Réparer les victimes d’excision… Dans l’unité spécialisée de l’hôpital de Montreuil, des femmes victimes de mutilations génitales retrouvent espoir et dignité grâce à la chirurgie réparatrice. Elles sont plus de 125 000 en France, estime le ministère de l’Egalité femmes-hommes.
« Depuis mon opération (…) c’est comme une nouvelle vie »
Depuis 2017, l’hôpital de Seine-Saint-Denis accompagne des centaines de patientes excisées, leur offrant un parcours de soin complet, du soutien psychologique à l’intervention chirurgicale.
Bintou, 27 ans, a découvert par hasard qu’elle avait été excisée au Mali alors qu’elle était encore bébé. Après une opération réparatrice, elle témoigne : « Depuis mon opération, je me sens libérée. C’est comme une nouvelle vie. » Comme elle, de nombreuses femmes passées par cette unité décrivent la reconstruction comme un moment de renaissance.
Dans cette unité, les patientes sont accompagnées à chaque étape : elles rencontrent d’abord une sage-femme, puis une psychologue, une sexologue et enfin une chirurgienne. « L’opération est importante, mais l’accompagnement psychologique est essentiel. Beaucoup de femmes portent un traumatisme profond », explique Sarah Abramowicz, gynécologue obstétricienne à l’origine de ce service.
L’importance de cette prise en charge globale réside aussi dans la volonté de restaurer l’intégrité corporelle, mais aussi la confiance en soi. « Certaines patientes disent que c’est comme récupérer ce qui leur a été volé », ajoute la spécialiste.
Une chirurgie pour reconstruire le clitoris
L’intervention consiste à reconstruire le clitoris à partir des tissus restants, selon une technique développée par le chirurgien Pierre Foldès. « C’est une opération relativement simple, utilisant des techniques similaires à celles de la chirurgie de réassignation de genre », précise Emilie Orain, chirurgienne de l’unité.

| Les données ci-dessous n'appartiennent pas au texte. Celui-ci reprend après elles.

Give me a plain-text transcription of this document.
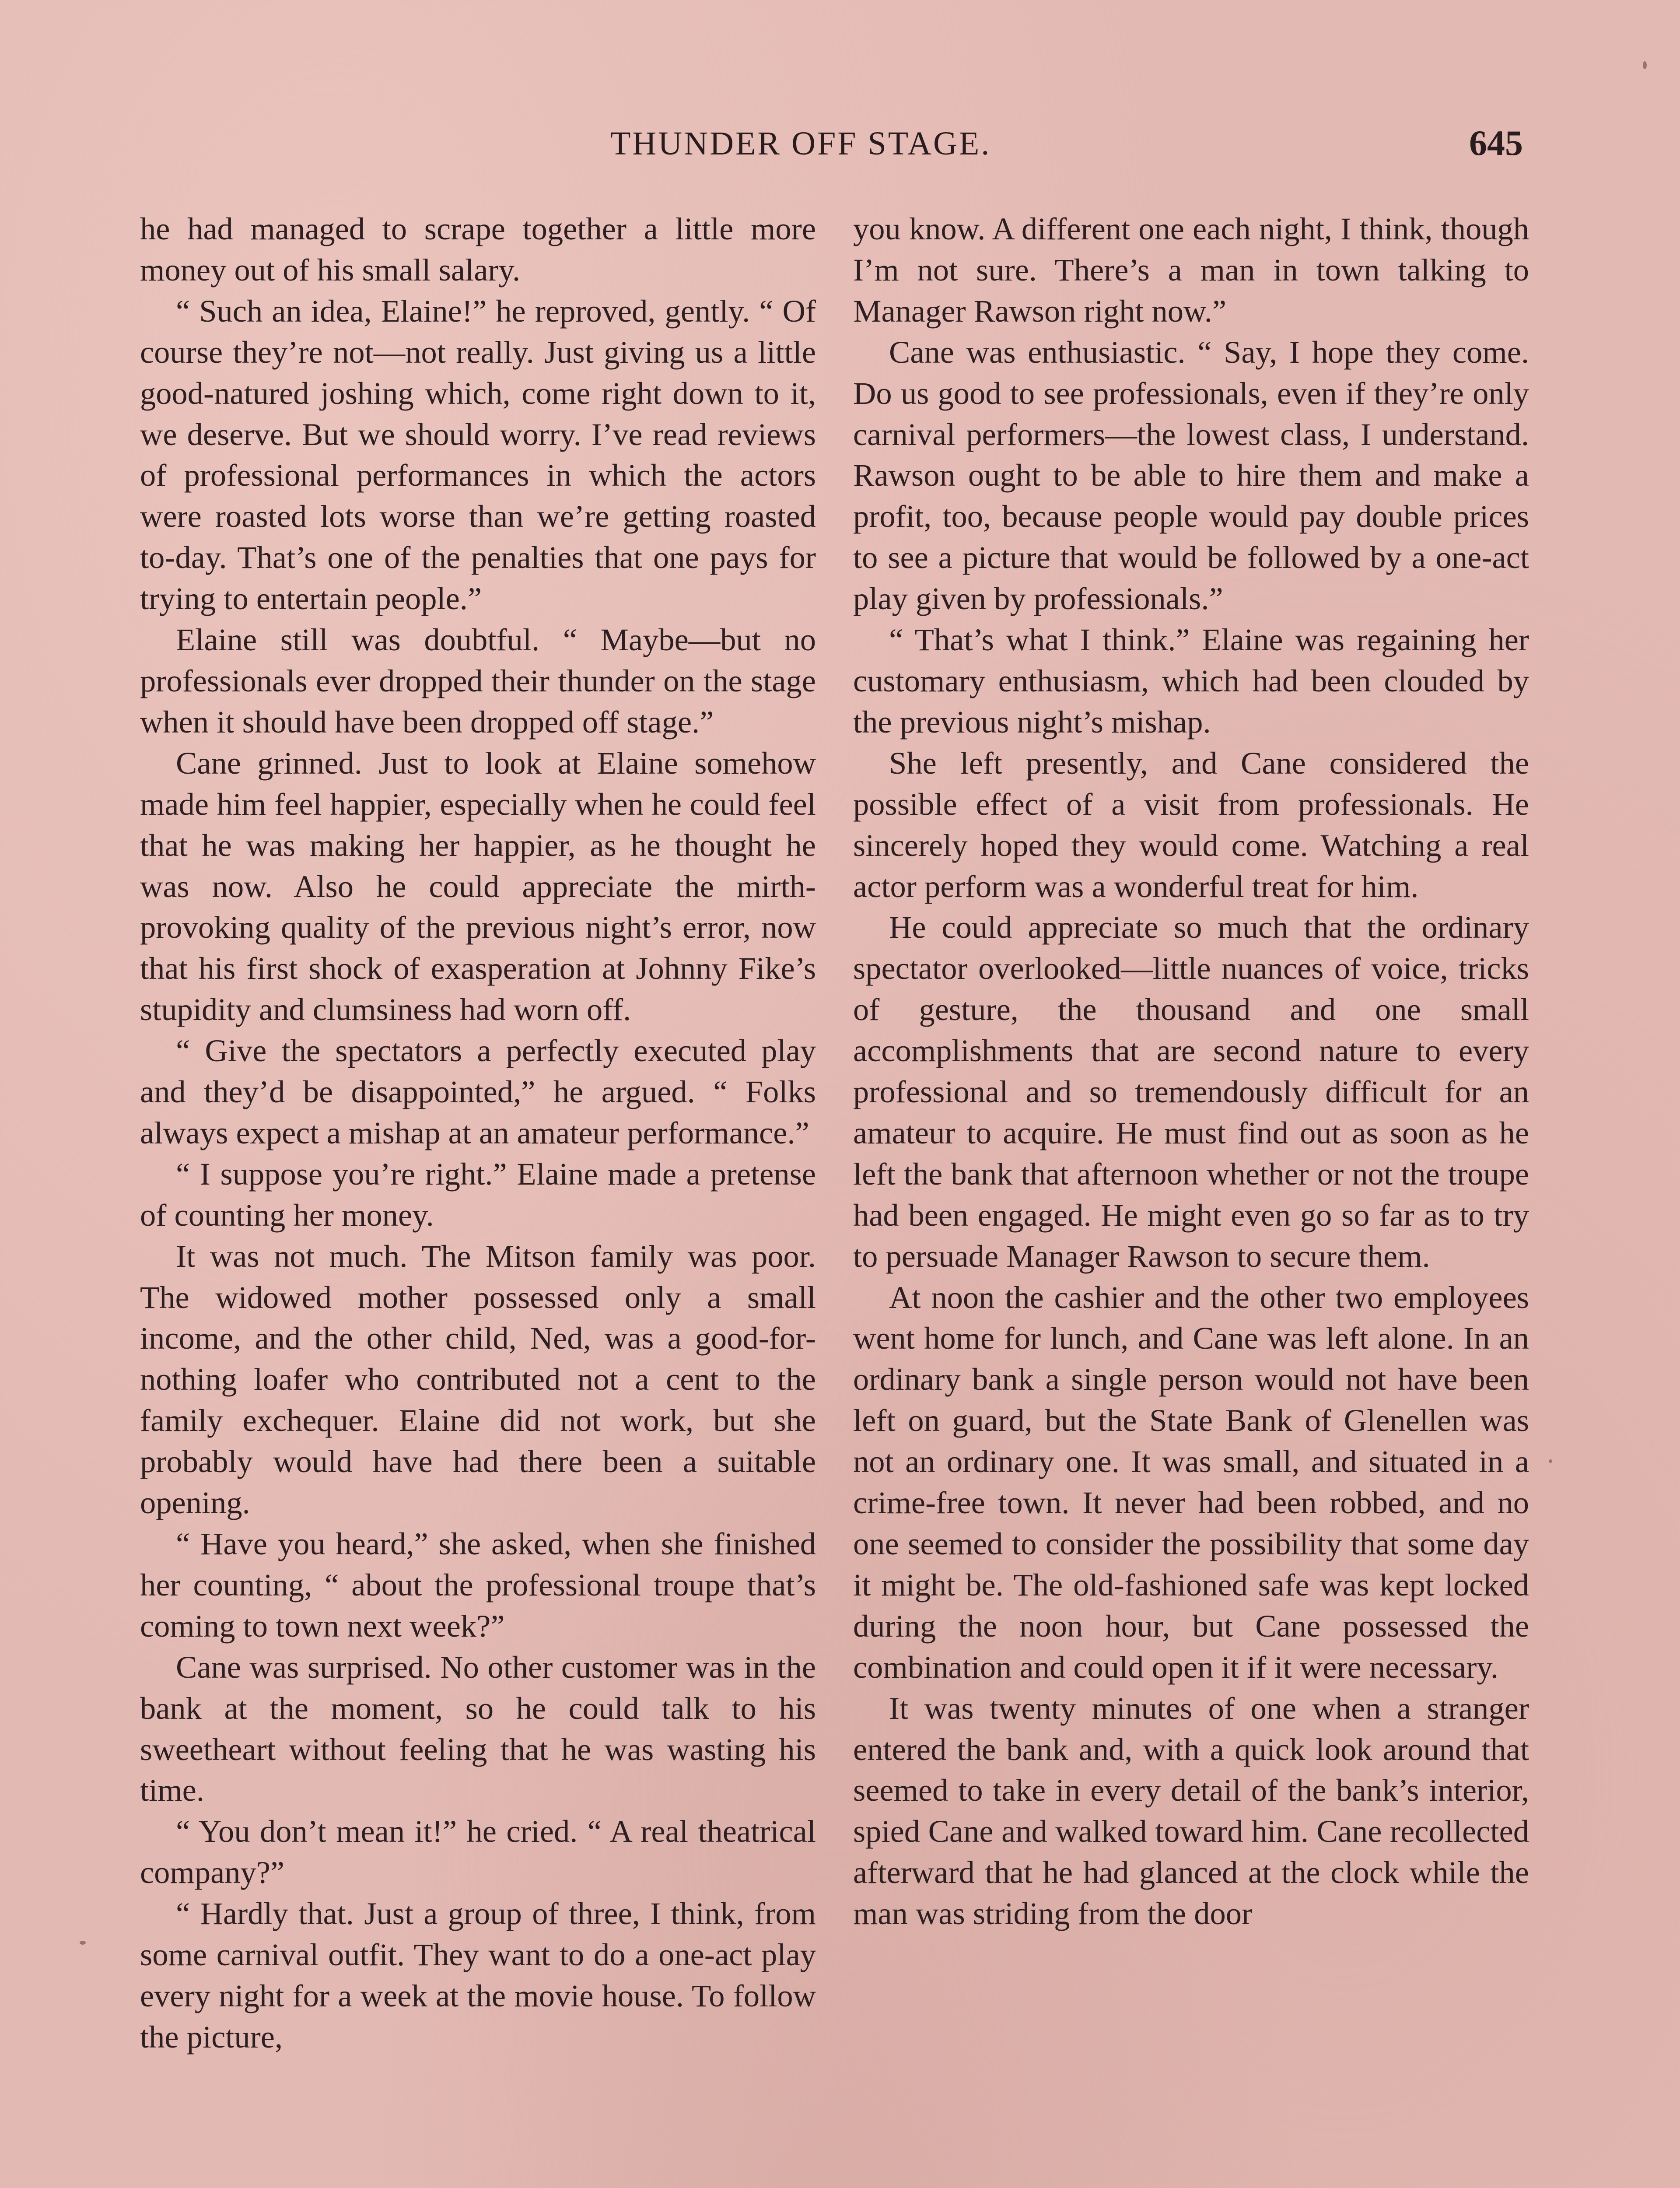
THUNDER OFF STAGE.	645

he had managed to scrape together a little more money out of his small salary.

“ Such an idea, Elaine!” he reproved, gently. “ Of course they’re not—not really. Just giving us a little good-natured joshing which, come right down to it, we deserve. But we should worry. I’ve read reviews of professional performances in which the actors were roasted lots worse than we’re getting roasted to-day. That’s one of the penalties that one pays for trying to entertain people.”

Elaine still was doubtful. “ Maybe—but no professionals ever dropped their thunder on the stage when it should have been dropped off stage.”

Cane grinned. Just to look at Elaine somehow made him feel happier, especially when he could feel that he was making her happier, as he thought he was now. Also he could appreciate the mirth-provoking quality of the previous night’s error, now that his first shock of exasperation at Johnny Fike’s stupidity and clumsiness had worn off.

“ Give the spectators a perfectly executed play and they’d be disappointed,” he argued. “ Folks always expect a mishap at an amateur performance.”

“ I suppose you’re right.” Elaine made a pretense of counting her money.

It was not much. The Mitson family was poor. The widowed mother possessed only a small income, and the other child, Ned, was a good-for-nothing loafer who contributed not a cent to the family exchequer. Elaine did not work, but she probably would have had there been a suitable opening.

“ Have you heard,” she asked, when she finished her counting, “ about the professional troupe that’s coming to town next week?”

Cane was surprised. No other customer was in the bank at the moment, so he could talk to his sweetheart without feeling that he was wasting his time.

“ You don’t mean it!” he cried. “ A real theatrical company?”

“ Hardly that. Just a group of three, I think, from some carnival outfit. They want to do a one-act play every night for a week at the movie house. To follow the picture,

you know. A different one each night, I think, though I’m not sure. There’s a man in town talking to Manager Rawson right now.”

Cane was enthusiastic. “ Say, I hope they come. Do us good to see professionals, even if they’re only carnival performers—the lowest class, I understand. Rawson ought to be able to hire them and make a profit, too, because people would pay double prices to see a picture that would be followed by a one-act play given by professionals.”

“ That’s what I think.” Elaine was regaining her customary enthusiasm, which had been clouded by the previous night’s mishap.

She left presently, and Cane considered the possible effect of a visit from professionals. He sincerely hoped they would come. Watching a real actor perform was a wonderful treat for him.

He could appreciate so much that the ordinary spectator overlooked—little nuances of voice, tricks of gesture, the thousand and one small accomplishments that are second nature to every professional and so tremendously difficult for an amateur to acquire. He must find out as soon as he left the bank that afternoon whether or not the troupe had been engaged. He might even go so far as to try to persuade Manager Rawson to secure them.

At noon the cashier and the other two employees went home for lunch, and Cane was left alone. In an ordinary bank a single person would not have been left on guard, but the State Bank of Glenellen was not an ordinary one. It was small, and situated in a crime-free town. It never had been robbed, and no one seemed to consider the possibility that some day it might be. The old-fashioned safe was kept locked during the noon hour, but Cane possessed the combination and could open it if it were necessary.

It was twenty minutes of one when a stranger entered the bank and, with a quick look around that seemed to take in every detail of the bank’s interior, spied Cane and walked toward him. Cane recollected afterward that he had glanced at the clock while the man was striding from the door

Désormais, à partir du 8 mars, Journée internationale des droits des femmes, le parcours de soin sera intégralement pris en charge par la Sécurité sociale. Jusque-là, seule l’opération était remboursée. Si l’expérimentation de trois ans est concluante, le dispositif pourrait être étendu à l’ensemble du territoire français.
Une revanche physique et symbolique
Au-delà de l’aspect chirurgical, cette démarche est une véritable « revanche » pour certaines femmes. Bintou, par exemple, a fait le choix de ne pas en parler à sa famille avant l’opération : « Quand j’ai été excisée, personne ne m’a demandé mon avis. Cette fois, c’était ma décision. »
Djeni Coulibaly, une patiente ivoirienne de 30 ans, exprime son soulagement après avoir fui un mariage forcé et subi l’intervention : « Je trouve ça joli, je suis très contente, ça m’a fait oublier beaucoup de choses. »
Cependant, le chemin reste semé d’embûches. « L’opération peut réveiller des traumatismes, des flashbacks, des cauchemars. C’est pour cela qu’on la réalise sous anesthésie générale », prévient la chirurgienne. Nombreuses sont aussi les femmes qui cachent leur démarche à leur entourage. « Dans certaines cultures, on pense que les femmes deviennent intenables si on ne leur coupe pas le clitoris », déplore Emilie Orain.
Lutter contre les violences faites aux femmes avec la médecine
Chaque année, près de 200 femmes suivent ce parcours à Montreuil, et la moitié choisit de se faire opérer. D’ici trois ans, l’unité espère en accueillir un millier. L’initiative de Montreuil s’inscrit dans un combat plus large : « C’est une lutte féministe. On répare, mais on lutte aussi contre les violences faites aux femmes », affirme Sarah Abramowicz.
Avec près de 125.000 femmes excisées en France, selon le ministère de l’Égalité femmes-hommes, ces dispositifs sont cruciaux. Certaines patientes de Montreuil ont été excisées en France dans les années 1980, comme cette femme qui se souvient de la douleur ressentie à six ans, dans un appartement en région parisienne. Leur mutilatrice, Hawa Gréou, a été condamnée à huit ans de prison en 1998 pour avoir excisé 48 fillettes.
Au-delà de la chirurgie, certaines femmes trouvent aussi refuge en France pour éviter à leurs filles de subir la même violence. C’est le cas de nombreuses patientes de l’unité, qui ont fui leur pays pour protéger leurs enfants.
Si réparer le corps est possible, effacer les souffrances psychologiques reste un défi. Pourtant, pour celles qui franchissent cette étape, la reconstruction est bien plus qu’une opération : c’est la reconquête d’elles-mêmes.